Now he was handing Miss Tibbett down from her chair. In her best black silk, “Aunt” Tibby was the patterncard of a thoroughly respectable chaperon. She wore the string of oval jet beads separated by tiny gold balls that Jessica had purchased for her that afternoon at Perrin’s, the best jeweller in Milsom Street. The necklace, together with her air of suppressed excitement, made her look less like a governess than ever. She had even consented to leave her spectacles at home.

Miss Tibbett had found a Roman coin that morning and she was eager to share the news with anyone she could persuade to listen.

The Master of Ceremonies, Mr. Guynette, bowed graciously when Nathan announced their names and wished them a pleasant stay in Bath. They moved on into the ballroom and found seats on the benches at the side.

At the end, beneath a statue of a female figure in Classical draperies bearing a lyre, the orchestra tuned up as the room filled.

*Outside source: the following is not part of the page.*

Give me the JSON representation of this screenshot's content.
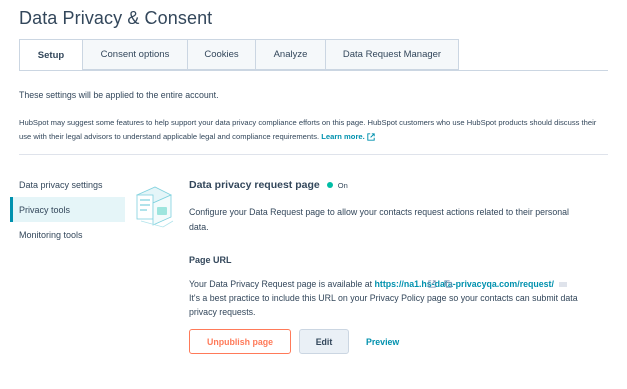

Watching the flow of new arrivals, Jessica remained satisfied with her and her companions’ appearance. Less satisfactory was the realization that everyone seemed to know everyone else, or at least a few others, while she and Nathan had not a single acquaintance among the crowd. She longed to be able to jump up with a cry of delight and greet some “dearest friend,” as every other young lady seemed able to do.

How futile it was to know she was looking her best if no one noticed!

Couples began to take their places on the floor. Jessica was about to urge Nathan to go and ask Mr. Guynette to present him to some partnerless female when that gentleman bustled up with a short, plump, red-cheeked young man in tow.

“Miss Franklin,” he said, beaming, “Mr. Barlow has particularly requested an introduction. I trust you will regard him with favour as a partner in the country dance. Sir Nathan, you are not yet standing up. Come with me, pray, and I shall find you a pretty miss.”

As he bore Nathan away, Jessica rose to find herself, as she had feared, an inch or two taller than Mr. Barlow. However, it was unthinkable to refuse the Master of Ceremonies’ command, even if she could have brought herself to disappoint the young gentleman gazing at her hopefully.